Solve ab=gcd(a,b)*lcm(a,b)

1. Feb 2, 2010

scottstapp

1. The problem statement, all variables and given/known data
If a and b are positive integers, then ab=gcd(a,b)*lcm(a,b).

2. Relevant equations
I am allowed to use the following propositions which have already been proved:

(1) If d is a common divisor of a and b, then ab/d is a common multiple of a and b.
(2) If m is a common multiple of a and b and m divides ab, then ab/m is a common divisor of a and b.

A hint given:
set d=gcd(a,b) and m=lcm(a,b). Use (1) to show that ab/d>=m. Use (2) to show that ab/m<=d.
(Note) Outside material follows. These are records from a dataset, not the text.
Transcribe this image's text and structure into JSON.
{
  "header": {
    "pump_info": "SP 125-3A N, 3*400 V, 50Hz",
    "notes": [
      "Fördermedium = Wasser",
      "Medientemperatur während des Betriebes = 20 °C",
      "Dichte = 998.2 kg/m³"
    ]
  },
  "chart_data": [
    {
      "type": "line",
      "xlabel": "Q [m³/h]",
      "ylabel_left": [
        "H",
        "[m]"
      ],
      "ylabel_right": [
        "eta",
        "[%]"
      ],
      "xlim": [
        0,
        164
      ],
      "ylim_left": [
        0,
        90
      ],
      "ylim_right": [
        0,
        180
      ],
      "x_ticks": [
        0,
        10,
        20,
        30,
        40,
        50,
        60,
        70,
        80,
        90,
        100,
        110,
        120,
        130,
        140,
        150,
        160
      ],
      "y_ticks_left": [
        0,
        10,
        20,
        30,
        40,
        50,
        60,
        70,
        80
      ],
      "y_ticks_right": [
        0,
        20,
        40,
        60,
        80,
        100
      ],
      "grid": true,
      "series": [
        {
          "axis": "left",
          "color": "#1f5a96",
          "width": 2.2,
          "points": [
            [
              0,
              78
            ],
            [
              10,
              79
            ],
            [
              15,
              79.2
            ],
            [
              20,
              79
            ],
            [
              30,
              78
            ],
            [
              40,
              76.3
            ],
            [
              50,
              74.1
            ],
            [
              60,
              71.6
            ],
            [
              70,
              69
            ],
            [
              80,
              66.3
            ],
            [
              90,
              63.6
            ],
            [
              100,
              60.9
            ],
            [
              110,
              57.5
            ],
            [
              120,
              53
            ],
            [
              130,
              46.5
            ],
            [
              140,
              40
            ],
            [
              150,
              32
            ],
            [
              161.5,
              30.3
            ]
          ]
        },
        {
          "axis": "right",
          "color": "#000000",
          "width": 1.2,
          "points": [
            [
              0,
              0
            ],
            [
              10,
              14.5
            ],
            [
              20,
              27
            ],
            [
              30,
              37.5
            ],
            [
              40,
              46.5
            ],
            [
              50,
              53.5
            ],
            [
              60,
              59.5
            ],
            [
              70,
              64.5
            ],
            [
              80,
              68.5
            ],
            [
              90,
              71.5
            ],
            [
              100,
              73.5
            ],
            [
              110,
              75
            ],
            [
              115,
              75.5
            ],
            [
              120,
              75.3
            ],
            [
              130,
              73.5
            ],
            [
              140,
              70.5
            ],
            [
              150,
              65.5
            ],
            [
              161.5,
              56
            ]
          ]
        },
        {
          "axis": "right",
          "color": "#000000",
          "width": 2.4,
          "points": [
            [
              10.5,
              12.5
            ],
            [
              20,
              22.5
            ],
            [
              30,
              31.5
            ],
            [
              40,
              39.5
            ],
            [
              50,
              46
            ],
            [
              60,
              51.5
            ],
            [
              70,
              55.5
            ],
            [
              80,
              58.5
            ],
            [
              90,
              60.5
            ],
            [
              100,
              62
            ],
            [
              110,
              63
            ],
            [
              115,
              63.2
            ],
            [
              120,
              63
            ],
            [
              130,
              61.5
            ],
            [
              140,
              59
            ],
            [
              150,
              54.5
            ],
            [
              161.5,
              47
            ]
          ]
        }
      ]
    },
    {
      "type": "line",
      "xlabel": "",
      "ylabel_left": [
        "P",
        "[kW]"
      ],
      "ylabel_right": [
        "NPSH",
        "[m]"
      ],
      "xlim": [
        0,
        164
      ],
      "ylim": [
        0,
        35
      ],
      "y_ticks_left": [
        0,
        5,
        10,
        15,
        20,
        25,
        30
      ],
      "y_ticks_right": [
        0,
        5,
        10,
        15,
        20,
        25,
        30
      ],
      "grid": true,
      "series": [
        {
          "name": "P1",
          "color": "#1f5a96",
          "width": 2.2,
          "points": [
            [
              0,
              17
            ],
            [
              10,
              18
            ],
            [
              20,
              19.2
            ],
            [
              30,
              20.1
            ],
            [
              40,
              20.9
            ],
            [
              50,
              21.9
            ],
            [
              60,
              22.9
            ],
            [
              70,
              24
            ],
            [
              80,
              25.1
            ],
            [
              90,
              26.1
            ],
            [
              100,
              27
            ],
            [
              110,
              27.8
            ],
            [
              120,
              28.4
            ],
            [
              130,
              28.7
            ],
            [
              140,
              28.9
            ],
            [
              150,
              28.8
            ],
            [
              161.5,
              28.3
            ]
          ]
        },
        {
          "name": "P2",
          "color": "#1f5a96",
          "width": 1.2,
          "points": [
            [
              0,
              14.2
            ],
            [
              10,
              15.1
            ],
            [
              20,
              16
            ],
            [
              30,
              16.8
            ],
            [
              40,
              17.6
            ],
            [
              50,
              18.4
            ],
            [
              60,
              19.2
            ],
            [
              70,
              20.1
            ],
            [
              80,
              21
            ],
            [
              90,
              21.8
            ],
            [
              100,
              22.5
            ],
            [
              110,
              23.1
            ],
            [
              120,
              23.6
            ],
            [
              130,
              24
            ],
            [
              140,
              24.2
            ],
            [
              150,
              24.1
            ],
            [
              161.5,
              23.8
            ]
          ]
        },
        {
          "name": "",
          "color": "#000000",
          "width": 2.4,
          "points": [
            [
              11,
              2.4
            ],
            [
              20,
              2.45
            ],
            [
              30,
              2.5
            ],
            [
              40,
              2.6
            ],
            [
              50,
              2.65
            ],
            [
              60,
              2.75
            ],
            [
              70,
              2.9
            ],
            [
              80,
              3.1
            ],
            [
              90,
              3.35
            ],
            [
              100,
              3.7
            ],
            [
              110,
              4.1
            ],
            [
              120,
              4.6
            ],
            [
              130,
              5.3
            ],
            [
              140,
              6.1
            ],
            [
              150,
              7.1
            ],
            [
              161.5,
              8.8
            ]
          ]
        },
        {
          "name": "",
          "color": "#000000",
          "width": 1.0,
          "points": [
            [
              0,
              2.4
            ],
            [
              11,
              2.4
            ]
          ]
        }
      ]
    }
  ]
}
3. The attempt at a solution
1. Let a and b be positive integers. Suppose d=gcd(a,b) and m=lcm(a,b).
2. By (1) ab/d is a common multiple of a and b so ab/d=aL and ab/d=bK
3. Multiply by m gives mab/d=aLm and mab/d=bKm
4. ab/d>=m

I am missing a step between 2 and 3. Any suggestions?
Thanks,
Scott

2. Feb 2, 2010

VeeEight

Re: ab=gcd(a,b)*lcm(a,b)

You have shown that ab/d is in fact a common multiple. Now you need to show that it is the least common multiple of a and b. To do this, write down the definitions of gcd and lcm and apply them to the equation. You can also try for a contradiction (assume that it is not the least common multiple to contradict d=gcd)

3. Feb 2, 2010

scottstapp

Re: ab=gcd(a,b)*lcm(a,b)

So we know that (ab/d)|a and (ab/d)|b. Therefore because ab is being divided by the greatest common divisor, it must equal its least common multiple. Therefore ab/d>=m. Correct?

To show that ab/m<=d we would say that because ab is being divided by its least common multiple it leaves its greatest common divisor. Therfore ab/m<=d.?

4. Feb 2, 2010

scottstapp

Re: ab=gcd(a,b)*lcm(a,b)

...?